George Brown’s Mechanical Technician - Tool and Die program offered the practical education she sought.
“Tool and Die teaches you how to make a product with precision and finesse,” she says. “It’s more like a science of art. George Brown gave me the skills and understanding to know what is physically possible when creating something instead of just having a vision without knowing how to realize it.”
She has also redefined what is possible for herself as a small, petite woman working in a largely male dominated field. Her gender hasn’t deterred her from excelling in the classroom or in the workplace. In the third semester of her program, she qualified for an industry co-op with Prosin Molds, a company that provides injection molds to the plastics industry. She got her first job right after graduation working for 2Source Manufacturing as a Machinist Pre-Apprentice. The company supplies bushings for commercial aircrafts. While there she got hands-on experience using Computer Numeric Control (CNC) live machining.
“I owe a lot of my success to teachers who understood my passion about going into the field. They went out of their way to help me,” she says.
Today, she’s found her niche as a process engineer for Ben Machines, a fully integrated manufacturing facility. She is a key link between the engineers and the machinists, enabling both groups to recognize the needs and practical realities of the other.
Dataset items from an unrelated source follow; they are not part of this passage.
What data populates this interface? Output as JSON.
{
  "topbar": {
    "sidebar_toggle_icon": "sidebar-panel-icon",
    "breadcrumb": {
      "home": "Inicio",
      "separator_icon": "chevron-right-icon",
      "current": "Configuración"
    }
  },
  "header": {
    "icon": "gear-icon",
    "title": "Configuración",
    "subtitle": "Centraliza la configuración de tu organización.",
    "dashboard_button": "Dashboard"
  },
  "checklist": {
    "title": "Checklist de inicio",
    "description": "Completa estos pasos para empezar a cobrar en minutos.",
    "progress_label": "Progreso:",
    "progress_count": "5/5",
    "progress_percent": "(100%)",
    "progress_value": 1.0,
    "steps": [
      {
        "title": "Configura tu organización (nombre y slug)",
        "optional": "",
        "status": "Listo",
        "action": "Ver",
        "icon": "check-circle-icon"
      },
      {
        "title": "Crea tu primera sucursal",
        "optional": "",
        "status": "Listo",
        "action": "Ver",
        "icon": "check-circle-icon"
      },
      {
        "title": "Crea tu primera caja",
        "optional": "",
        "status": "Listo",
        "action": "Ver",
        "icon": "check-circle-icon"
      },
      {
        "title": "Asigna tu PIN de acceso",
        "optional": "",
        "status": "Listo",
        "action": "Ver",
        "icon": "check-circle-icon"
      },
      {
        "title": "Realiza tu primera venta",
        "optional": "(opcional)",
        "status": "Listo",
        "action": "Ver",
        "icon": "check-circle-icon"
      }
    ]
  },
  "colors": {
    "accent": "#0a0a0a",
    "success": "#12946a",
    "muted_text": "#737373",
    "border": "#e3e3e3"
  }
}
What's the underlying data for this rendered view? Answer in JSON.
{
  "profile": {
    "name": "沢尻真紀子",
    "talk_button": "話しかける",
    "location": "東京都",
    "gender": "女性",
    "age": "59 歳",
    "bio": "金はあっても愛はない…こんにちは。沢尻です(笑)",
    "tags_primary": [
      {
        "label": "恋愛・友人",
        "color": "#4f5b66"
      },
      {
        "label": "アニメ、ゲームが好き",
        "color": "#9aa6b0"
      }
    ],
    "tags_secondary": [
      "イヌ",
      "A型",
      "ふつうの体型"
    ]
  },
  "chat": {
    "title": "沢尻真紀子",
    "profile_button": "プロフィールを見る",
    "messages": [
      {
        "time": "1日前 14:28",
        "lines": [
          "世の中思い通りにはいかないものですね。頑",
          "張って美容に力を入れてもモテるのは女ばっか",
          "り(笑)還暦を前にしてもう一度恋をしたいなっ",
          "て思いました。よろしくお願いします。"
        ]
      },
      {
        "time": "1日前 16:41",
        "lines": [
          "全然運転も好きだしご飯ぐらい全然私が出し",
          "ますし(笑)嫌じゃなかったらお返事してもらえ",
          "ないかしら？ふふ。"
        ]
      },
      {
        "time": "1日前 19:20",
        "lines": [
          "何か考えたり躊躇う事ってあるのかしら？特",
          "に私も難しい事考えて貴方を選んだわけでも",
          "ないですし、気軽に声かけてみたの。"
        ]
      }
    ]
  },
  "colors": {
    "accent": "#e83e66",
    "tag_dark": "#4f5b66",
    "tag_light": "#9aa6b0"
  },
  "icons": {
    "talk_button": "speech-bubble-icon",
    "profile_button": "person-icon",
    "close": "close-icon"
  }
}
Her experience working as a tool and die maker enables her to understand processes beyond the plans. And even though the job takes her off of machines and into an office she remains fully involved with the process of creation.
“I still get to see things being made but I am learning to see it in a very different perspective through drawings and management instead of working with my hands,” she says.
That said she made sure to include a provision in her negotiations with Ben Machines which allows her to come in on Saturdays to work on the machines.
“They don’t need me, I just do it for fun,” she says. She adds with a smile, “It’s slightly an obsession.”